Gli agenti intelligenti cambiano il paradigma dell’automazione: Aubay guida la transizione verso una gestione adattiva, scalabile e supervisionata
Nel crescente dibattito che ruota intorno al tema dell’AI applicata al mondo aziendale, gli agenti intelligenti rappresentano una delle frontiere più interessanti. In cosa si differenziano dalle tecnologie precedenti? E soprattutto, che ruolo possono giocare nelle imprese italiane? A fare chiarezza, interviene Giorgio David Jacchini, senior manager di Aubay Italia con una visione maturata “sul campo” tra progetti reali e confronti diretti con le aziende. Il suo punto di vista è netto: «Gli agenti sono strumenti innovativi ma per comprenderne il valore occorre prima capire bene cosa possono concretamente fare. È anche un percorso di progressiva conoscenza e di progressiva fiducia verso le capacità dello strumento, rispetto a una capacità di automazione che crediamo potrà essere massima».
VERSO L’INTELLIGENZA CONTESTUALE
Per anni, l’innovazione dei processi aziendali è passata attraverso strumenti di Robotic Process Automation, capaci di eseguire operazioni ripetitive con una logica definita a priori ma caratterizzati da limiti legati alla rigidità di questi stessi strumenti. Gli agenti intelligenti, e le tecnologie di Agentic Process Automation in genere, cambiano la prospettiva, introducendo un livello di “comprensione” del contesto prima impensabile. «La tecnologia RPA è basata su flussi poco adattabili» – spiega Jacchini. «Cambiando un passaggio nel processo, si è costretti a rivedere l’intero flusso. Gli agenti intelligenti, invece, si adattano, apprendono e ottimizzano i percorsi in base al feedback ricevuto. La transizione verso l’AI agentica è sinonimo di efficienza operativa e produttività, di maggiore organicità, flessibilità e capacità di apprendimento, che guarda a un miglioramento certificabile in termini di velocità di esecuzione e di spostamento delle risorse verso attività a valore aggiunto. Si tratta di un cambio radicale».

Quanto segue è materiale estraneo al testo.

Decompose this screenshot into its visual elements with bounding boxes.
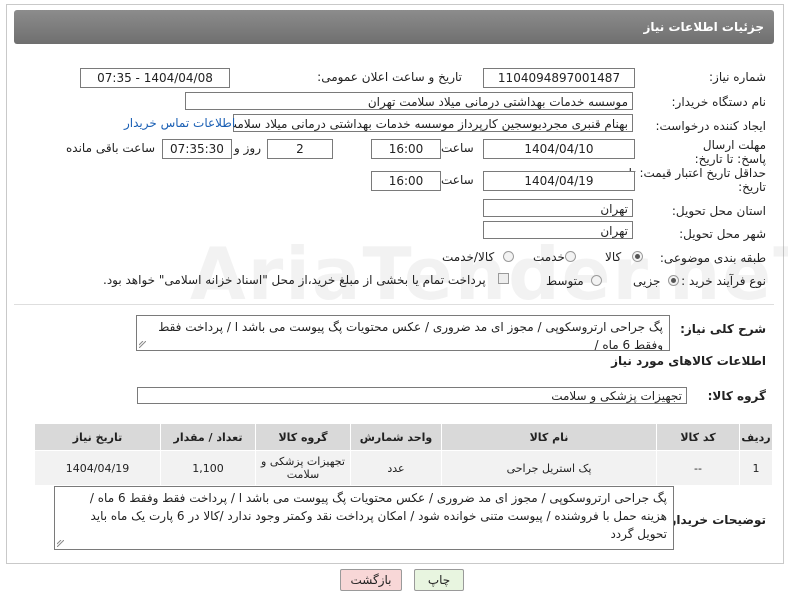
process-radio-medium[interactable] (591, 275, 602, 286)
header-unit: واحد شمارش (350, 423, 442, 451)
city-label: شهر محل تحویل: (679, 227, 766, 241)
table-row[interactable]: 1 -- پک استریل جراحی عدد تجهیزات پزشکی و… (34, 450, 773, 486)
items-table: ردیف کد کالا نام کالا واحد شمارش گروه کا… (34, 423, 773, 486)
goods-group-field[interactable]: تجهیزات پزشکی و سلامت (137, 387, 687, 404)
header-goods-group: گروه کالا (255, 423, 351, 451)
buyer-org-field[interactable]: موسسه خدمات بهداشتی درمانی میلاد سلامت ت… (185, 92, 633, 110)
page-title: جزئیات اطلاعات نیاز (643, 20, 764, 34)
deadline-date-field[interactable]: 1404/04/10 (483, 139, 635, 159)
deadline-time-field[interactable]: 16:00 (371, 139, 441, 159)
cell-unit: عدد (350, 450, 442, 486)
category-radio-service[interactable] (565, 251, 576, 262)
category-radio-both[interactable] (503, 251, 514, 262)
days-label: روز و (234, 141, 261, 155)
remaining-label: ساعت باقی مانده (66, 141, 156, 155)
description-text: پگ جراحی ارتروسکوپی / مجوز ای مد ضروری /… (158, 320, 663, 351)
goods-section-title: اطلاعات کالاهای مورد نیاز (611, 354, 766, 368)
category-option-service: خدمت (533, 250, 565, 264)
resize-handle-icon[interactable] (139, 341, 146, 348)
cell-need-date: 1404/04/19 (34, 450, 161, 486)
creator-field[interactable]: بهنام قنبری مجردبوسجین کارپرداز موسسه خد… (233, 114, 633, 132)
resize-handle-icon[interactable] (57, 540, 64, 547)
cell-goods-group: تجهیزات پزشکی و سلامت (255, 450, 351, 486)
buyer-org-label: نام دستگاه خریدار: (671, 95, 767, 109)
header-item-code: کد کالا (656, 423, 740, 451)
table-header-row: ردیف کد کالا نام کالا واحد شمارش گروه کا… (34, 423, 773, 451)
buyer-notes-textarea[interactable]: پگ جراحی ارتروسکوپی / مجوز ای مد ضروری /… (54, 486, 674, 550)
header-bar: جزئیات اطلاعات نیاز (14, 10, 774, 44)
validity-time-field[interactable]: 16:00 (371, 171, 441, 191)
header-row-number: ردیف (739, 423, 773, 451)
province-field[interactable]: تهران (483, 199, 633, 217)
buyer-notes-label: توضیحات خریدار: (664, 513, 766, 527)
process-label: نوع فرآیند خرید : (681, 274, 766, 288)
deadline-time-label: ساعت (441, 141, 474, 155)
cell-item-name: پک استریل جراحی (441, 450, 657, 486)
category-option-both: کالا/خدمت (442, 250, 495, 264)
creator-label: ایجاد کننده درخواست: (655, 119, 766, 133)
header-need-date: تاریخ نیاز (34, 423, 161, 451)
category-label: طبقه بندی موضوعی: (659, 251, 766, 265)
treasury-note: پرداخت تمام یا بخشی از مبلغ خرید،از محل … (103, 273, 486, 287)
process-option-medium: متوسط (546, 274, 584, 288)
deadline-label: مهلت ارسال پاسخ: تا تاریخ: (694, 138, 766, 166)
validity-label: حداقل تاریخ اعتبار قیمت: تا تاریخ: (628, 166, 766, 194)
process-option-minor: جزیی (633, 274, 661, 288)
validity-date-field[interactable]: 1404/04/19 (483, 171, 635, 191)
goods-group-label: گروه کالا: (707, 389, 766, 403)
buyer-notes-text: پگ جراحی ارتروسکوپی / مجوز ای مد ضروری /… (89, 491, 667, 541)
description-label: شرح کلی نیاز: (680, 322, 766, 336)
header-item-name: نام کالا (441, 423, 657, 451)
city-field[interactable]: تهران (483, 221, 633, 239)
need-number-label: شماره نیاز: (709, 70, 766, 84)
back-button[interactable]: بازگشت (340, 569, 402, 591)
validity-time-label: ساعت (441, 173, 474, 187)
buyer-contact-link[interactable]: اطلاعات تماس خریدار (124, 116, 235, 130)
announce-field[interactable]: 1404/04/08 - 07:35 (80, 68, 230, 88)
treasury-checkbox[interactable] (498, 273, 509, 284)
announce-label: تاریخ و ساعت اعلان عمومی: (317, 70, 462, 84)
cell-item-code: -- (656, 450, 740, 486)
print-button[interactable]: چاپ (414, 569, 464, 591)
need-number-field[interactable]: 1104094897001487 (483, 68, 635, 88)
category-radio-goods[interactable] (632, 251, 643, 262)
cell-row-number: 1 (739, 450, 773, 486)
description-textarea[interactable]: پگ جراحی ارتروسکوپی / مجوز ای مد ضروری /… (136, 315, 670, 351)
cell-quantity: 1,100 (160, 450, 256, 486)
process-radio-minor[interactable] (668, 275, 679, 286)
category-option-goods: کالا (605, 250, 622, 264)
deadline-days-field[interactable]: 2 (267, 139, 333, 159)
divider (14, 304, 774, 305)
province-label: استان محل تحویل: (671, 204, 766, 218)
remaining-time-field[interactable]: 07:35:30 (162, 139, 232, 159)
header-quantity: تعداد / مقدار (160, 423, 256, 451)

IL VALORE DELL’INTERAZIONE UOMO-MACCHINA
Quella di Aubay in materia di agenti intelligenti è una visione ben definita e circostanziata, votata all’accessibilità delle nuove tecnologie, ma basata su un concetto altrettanto preciso: le soluzioni APA non toglieranno lavoro alle persone. Detto che i robot lavorano al posto dell’uomo e che l’agente AI, man mano che impara, rende un processo sempre più semplice – la macchina non avrà mai “libero arbitrio”: gli operatori umani che prima svolgevano mansioni ripetitive possono diventare infatti supervisori degli agenti, interpretando i risultati delle attività loro affidate. «L’intelligenza artificiale non fa tutto da sola, per lo meno oggi» – sottolinea Jacchini. «L’human in the loop è un pilastro di questa evoluzione e se manca è impossibile pensare di trasformare processi aziendali critici. Serve un approccio strutturato, in cui l’umano resti parte integrante del sistema per controllare e verificare il lavoro degli agenti ed è proprio in questa fase che il ruolo delle persone si evolve. Non si tratta di sostituirle, ma di farle crescere: è un’opportunità di sviluppo, non una minaccia».
PIÙ EFFICIENZA, PIÙ VALORE
L’altro nodo da sciogliere legato all’AI agentica riguarda il ritorno dell’investimento. La sua adozione è giustificata? Porta vantaggi tangibili? Secondo Jacchini, la risposta è affermativa, a patto di muoversi con consapevolezza. «Gli agenti intelligenti sono più veloci, più affidabili e lavorano sempre nello stesso modo» – afferma il manager di Aubay. «Liberando le persone dai compiti a basso valore, si possono dedicare queste risorse a compiti più strategici, e di conseguenza aumentare l’efficienza complessiva dell’organizzazione. Un esempio concreto? Pensiamo a un addetto che deve aprire un ticket, che potrebbe essere interrotto, rallentato, distratto e indotto all’errore. L’agente, invece, riceve la richiesta, la processa, la gestisce sempre nello stesso modo, migliorando via via le sue prestazioni». E anche questo è ROI.